Come spiegato conclusivamente, il volume presenta in modo narrativo (dunque senza seguire metodiche quantitative o statistiche) una «carrellata di casi, racconti e teorie fallaci», il cui zoccolo duro è rappresentato dalle pseudoscienze (pseudofisica, pseudotecnologie, pseudomedicine, ecc.), più che dal paranormale. Un ambito nel quale chi ha familiarità con l’irrazionalità sopravvivente nel mondo occidentale troverà inevitabili parallelismi: «le stesse idee ricorrenti, le stesse fallacie o, più semplicemente e tristemente, le stesse tipologie di truffa, oltre che le stesse motivazioni profonde, che si possono riconoscere in analoghi fenomeni diffusi nel mondo cristiano o occidentale», delle quali sono ben note la popolarità, la perenne capacità autorigenerativa, il sottrarsi alla falsificabilità popperiana, il mescolare dati apparentemente “osservazionali” ad una acritica validazione di racconti immaginifici soprannaturalistici (sul tipo della storicità dell’attraversamento del Mar Rosso).
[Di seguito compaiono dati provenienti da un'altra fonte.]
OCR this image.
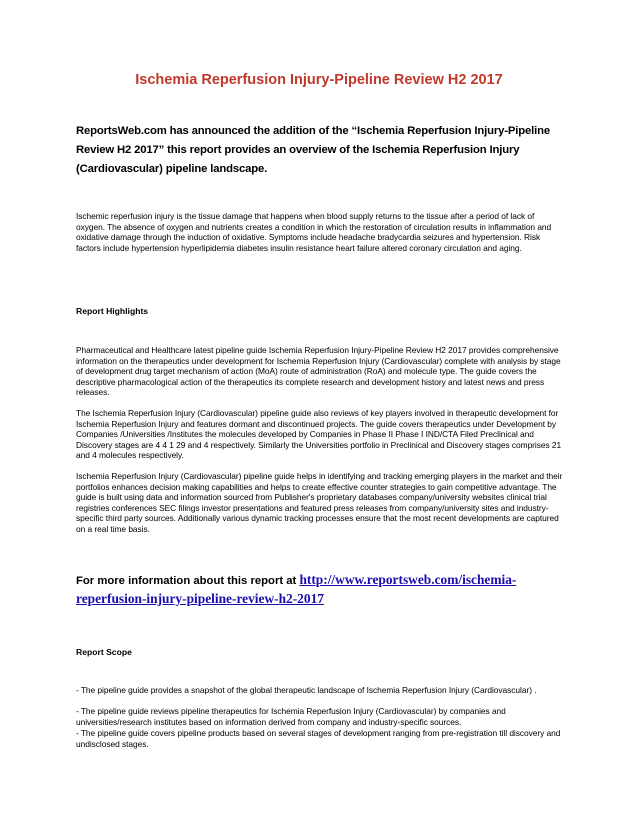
Ischemia Reperfusion Injury-Pipeline Review H2 2017

ReportsWeb.com has announced the addition of the “Ischemia Reperfusion Injury-Pipeline Review H2 2017” this report provides an overview of the Ischemia Reperfusion Injury (Cardiovascular) pipeline landscape.

Ischemic reperfusion injury is the tissue damage that happens when blood supply returns to the tissue after a period of lack of oxygen. The absence of oxygen and nutrients creates a condition in which the restoration of circulation results in inflammation and oxidative damage through the induction of oxidative. Symptoms include headache bradycardia seizures and hypertension. Risk factors include hypertension hyperlipidemia diabetes insulin resistance heart failure altered coronary circulation and aging.

Report Highlights

Pharmaceutical and Healthcare latest pipeline guide Ischemia Reperfusion Injury-Pipeline Review H2 2017 provides comprehensive information on the therapeutics under development for Ischemia Reperfusion Injury (Cardiovascular) complete with analysis by stage of development drug target mechanism of action (MoA) route of administration (RoA) and molecule type. The guide covers the descriptive pharmacological action of the therapeutics its complete research and development history and latest news and press releases.

The Ischemia Reperfusion Injury (Cardiovascular) pipeline guide also reviews of key players involved in therapeutic development for Ischemia Reperfusion Injury and features dormant and discontinued projects. The guide covers therapeutics under Development by Companies /Universities /Institutes the molecules developed by Companies in Phase II Phase I IND/CTA Filed Preclinical and Discovery stages are 4 4 1 29 and 4 respectively. Similarly the Universities portfolio in Preclinical and Discovery stages comprises 21 and 4 molecules respectively.

Ischemia Reperfusion Injury (Cardiovascular) pipeline guide helps in identifying and tracking emerging players in the market and their portfolios enhances decision making capabilities and helps to create effective counter strategies to gain competitive advantage. The guide is built using data and information sourced from Publisher's proprietary databases company/university websites clinical trial registries conferences SEC filings investor presentations and featured press releases from company/university sites and industry-specific third party sources. Additionally various dynamic tracking processes ensure that the most recent developments are captured on a real time basis.

For more information about this report at http://www.reportsweb.com/ischemia-reperfusion-injury-pipeline-review-h2-2017

Report Scope

- The pipeline guide provides a snapshot of the global therapeutic landscape of Ischemia Reperfusion Injury (Cardiovascular) .

- The pipeline guide reviews pipeline therapeutics for Ischemia Reperfusion Injury (Cardiovascular) by companies and universities/research institutes based on information derived from company and industry-specific sources.

- The pipeline guide covers pipeline products based on several stages of development ranging from pre-registration till discovery and undisclosed stages.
Il volume non affronta (ma evidentemente non intendeva espandersi in tal senso) il problema del se e quanto le idee religiose siano alla base di quelle pseudoscientifiche, un tema che probabilmente ha meno rilevanza nel mondo islamico che in quello cristiano (probabilmente, ipotizzo, perché l’Islam nasce un millennio dopo l’ebraismo, in un mondo già più “moderno”).
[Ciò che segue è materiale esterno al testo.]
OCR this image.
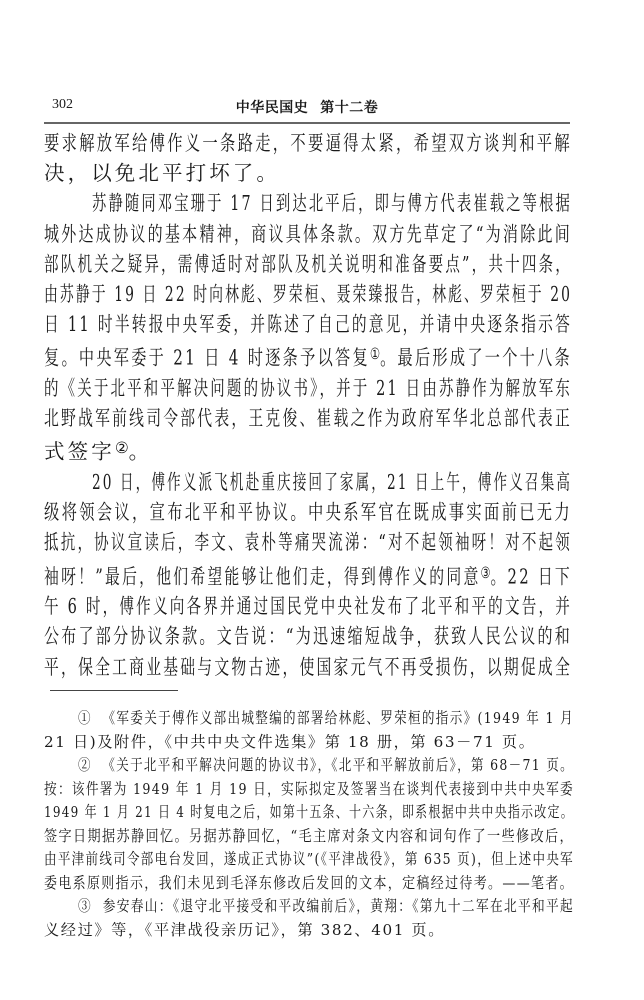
302	中华民国史 第十二卷

要求解放军给傅作义一条路走，不要逼得太紧，希望双方谈判和平解
决，以免北平打坏了。

苏静随同邓宝珊于 17 日到达北平后，即与傅方代表崔载之等根据
城外达成协议的基本精神，商议具体条款。双方先草定了“为消除此间
部队机关之疑异，需傅适时对部队及机关说明和准备要点”，共十四条，
由苏静于 19 日 22 时向林彪、罗荣桓、聂荣臻报告，林彪、罗荣桓于 20
日 11 时半转报中央军委，并陈述了自己的意见，并请中央逐条指示答
复。中央军委于 21 日 4 时逐条予以答复①。最后形成了一个十八条
的《关于北平和平解决问题的协议书》，并于 21 日由苏静作为解放军东
北野战军前线司令部代表，王克俊、崔载之作为政府军华北总部代表正
式签字②。

20 日，傅作义派飞机赴重庆接回了家属，21 日上午，傅作义召集高
级将领会议，宣布北平和平协议。中央系军官在既成事实面前已无力
抵抗，协议宣读后，李文、袁朴等痛哭流涕：“对不起领袖呀！对不起领
袖呀！”最后，他们希望能够让他们走，得到傅作义的同意③。22 日下
午 6 时，傅作义向各界并通过国民党中央社发布了北平和平的文告，并
公布了部分协议条款。文告说：“为迅速缩短战争，获致人民公议的和
平，保全工商业基础与文物古迹，使国家元气不再受损伤，以期促成全

① 《军委关于傅作义部出城整编的部署给林彪、罗荣桓的指示》(1949 年 1 月
21 日)及附件，《中共中央文件选集》第 18 册，第 63－71 页。

② 《关于北平和平解决问题的协议书》，《北平和平解放前后》，第 68－71 页。
按：该件署为 1949 年 1 月 19 日，实际拟定及签署当在谈判代表接到中共中央军委
1949 年 1 月 21 日 4 时复电之后，如第十五条、十六条，即系根据中共中央指示改定。
签字日期据苏静回忆。另据苏静回忆，“毛主席对条文内容和词句作了一些修改后，
由平津前线司令部电台发回，遂成正式协议”(《平津战役》，第 635 页)，但上述中央军
委电系原则指示，我们未见到毛泽东修改后发回的文本，定稿经过待考。——笔者。

③ 参安春山：《退守北平接受和平改编前后》，黄翔：《第九十二军在北平和平起
义经过》等，《平津战役亲历记》，第 382、401 页。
Coerentemente con l’impostazione del CICAP, che pubblica il volume, l’autore si è dichiaratamente proposto di non mettere in discussione i fondamenti teologici dell’Islam e dunque di non analizzare i rapporti fra fede e religione, tema considerato fin troppo delicato (così come quello, anch’esso programmaticamente non affrontato, dell’etica). Non si tratta a mio avviso (unica personale critica) della migliore delle scelte, anche se, a ben vedere, l’astenersi da tale confronto potrebbe essere in qualche modo abbastanza giustificabile nel caso dell’Islam. Bigliardi stesso ce ne suggerisce una ragione: nello sviluppo della cultura islamica (forse anche della tecnologia) si è creduto che le conoscenze scientifiche non potessero che confermare il deposito teorico del Corano (e dunque dimostrare la sua ispirazione divina sulla base di conoscenze ancora non acquisite all’epoca della sua scrittura), laddove invece il cristianesimo le ha prevalentemente guardate con diffidenza ed ostilità (forzatamente, poiché la Bibbia «è piena di errori e di inaccuratezze dal punto di vista logico e scientifico»).
Il differente retroterra è ben messo in evidenza da Bigliardi nella sua analisi del “miracolo scientifico” coranico, contrapposto al miracolo soprannaturale biblico: nel primo si manifesterebbe infatti una perfetta armonia tra i passi coranici ed i dati della scienza; nel secondo, invece, le leggi della fisica sarebbero temporaneamente violate o sospese. A differenza della teologia cattolica impregnata di “misteri”, il Corano sembra dunque attribuire grande importanza alla conoscenza.
Un caso a sé, particolarmente messo a fuoco da Bigliardi, è il preoccupante fenomeno del sostegno e della visibilità dati dalle autorità politiche di molti paesi islamici alle pseudomedicine ed all’antimedicina, per lo più in un’ottica politica ed ideologica anti-occidentale (laddove in Occidente l’analogo e forse più corrosivo fenomeno, ha invece una chiave di lettura prevalente antiistituzionale).
Come ben sappiamo, e giustamente lo sottolinea questo volume, la pseudoscienza sembra dare sfogo ad alcuni bisogni umani di fondo: trovare scorciatoie sia intellettuali sia pratiche (ad esempio circa la salute) ed acquisire (ed aggiungo: padroneggiare) conoscenze che ci facciano sentire superiori al prossimo. Tali spinte divengono tanto più devastanti quanto più le pseudoscienze si ammantano di aspetti religiosi, perché a quel punto ogni discussione si sposta sul piano scivoloso dell’ideologia.